1933’ün 23 Mayıs günü Atatürk Orman Çiftliği’nin 8. Kuruluş yıldönümünde ilk kez kutlanan Çiftlik Günü de anlamlıdır. Bozkırın orta yerinde yaratılan bereket odağı da çevreci yaklaşımın bir öğesi olmuştur.

Ağacı, kurdu, kuşu, çiçeği, böceği ve elbette dağı, taşı yağmalatan anlayışın AOÇ’yi de kıyısından köşesinden kemirerek yok etmesi rastlantı sayılabilir mi?

Her fırsatta küçümsenen ve daha da ileri gidilerek aşağılanan otuzlu yıllardan bir örnek Ata’nın çevreciliğinin ve doğa sevgisinin uluslararası düzlemde ödüllendirilmesi olarak da görülebilir.

1935’te ABD’nin Şikago üniversitesinde anavatanı orta Amerika olan Noel süslemelerinin de vazgeçilmezi olan bir çiçeğe yetiştiricilerinin önerisiyle Atatürk’ün adı verilmiştir. Kasım, aralık aylarında yetişen çiçek Atatürk çiçeği olarak bilinir.

Rahatsızlığı sırasında kendisine getirilen bir demet çiçeğe bakarak baharın gelmesine sevinen ama “birkaç günlük zevkimiz için bu çiçeklerin meyve vermesini önlemiş olmuyor muyuz” diye hayıflanan çevre bilinci anıtıdır Atatürk.

Atatürk çevreciliğini Toprak-Vatan-Bayrak üçlemesiyle açıklamak yanlış olmaz.

“Kılıç kullanan kol yorulur, saban kullanan kol güçlenir” sözüyle de desteklenebilir askerlik yaşamı eşsiz başarılarla dolu olan çevrecinin duyarlılığı. Silahla elde edilen kazanımların doğayı severek ve doğayı işleyerek korunabileceğinin de farkındadır.

Kurtarıcının sonsuz uykusunu sürdürdüğü Anıt Kabir’le bitirelim.

Özenle irdelendiğinde Anıt Kabir’in bir gömüt olmanın ötesinde ağaçlık (arboretum)  ve bitkilik (botanik bahçesi) olduğunu anlamak zor olmayacaktır.

Ata’nın mumyasını sonlandıran ve toprağa karışmazdan önce onu son kez gören kişi olan Dr. Kâmile Şevki Mutlu ile Anıt Kabir’in yapımı sırasında şantiyenin denetim mühendisi olarak görev yapan Sabiha Gürayman adlarını anarak oku mora boyamanın da boş iş olduğunu vurgulamakta yarar var. Türkiye Cumhuriyeti kadın-erkek eşitliğini sağlamada da eline kimselerin su dökemeyeceği işlerin altına imza atmıştır.

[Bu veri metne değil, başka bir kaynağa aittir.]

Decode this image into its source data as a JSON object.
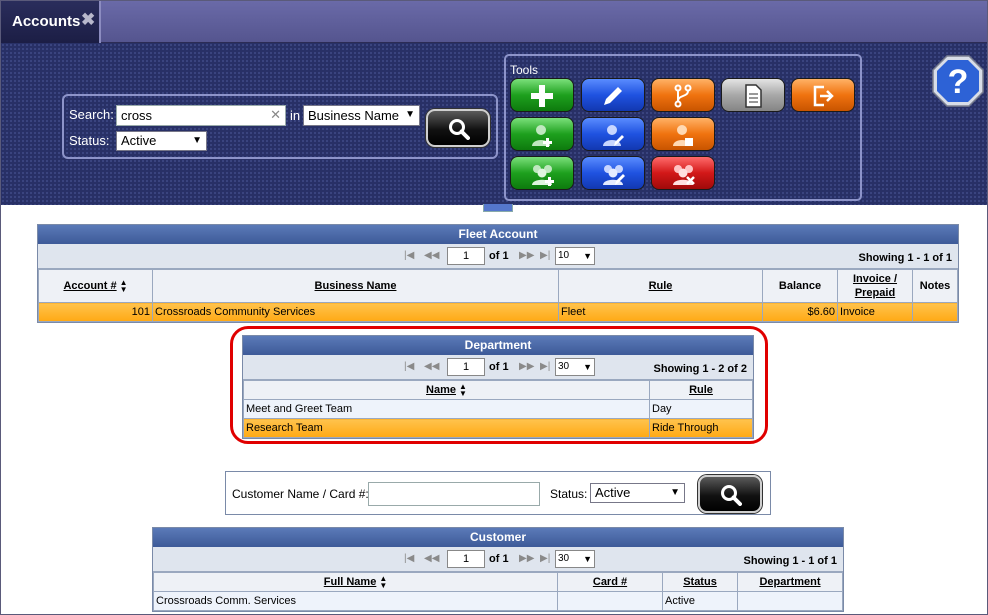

Pek çok kaynaktan erişilebilecek bu ve benzeri örneklerin kırık okları boyayarak onarmaya çalışanlara örnek olması dileğiyle.

Boyamayla onarma nitelemesi iyimserlik de sayılabilir. Burada kırık oku onarmaktan çok ok üzerinden kendince yenilik yaratmak ve açılım sağlamak gibi bir niyet olduğunu kestirmek hiç de güç değil.

Simgelerin ilke olduğunun akıl edilmesi beklentisiyle.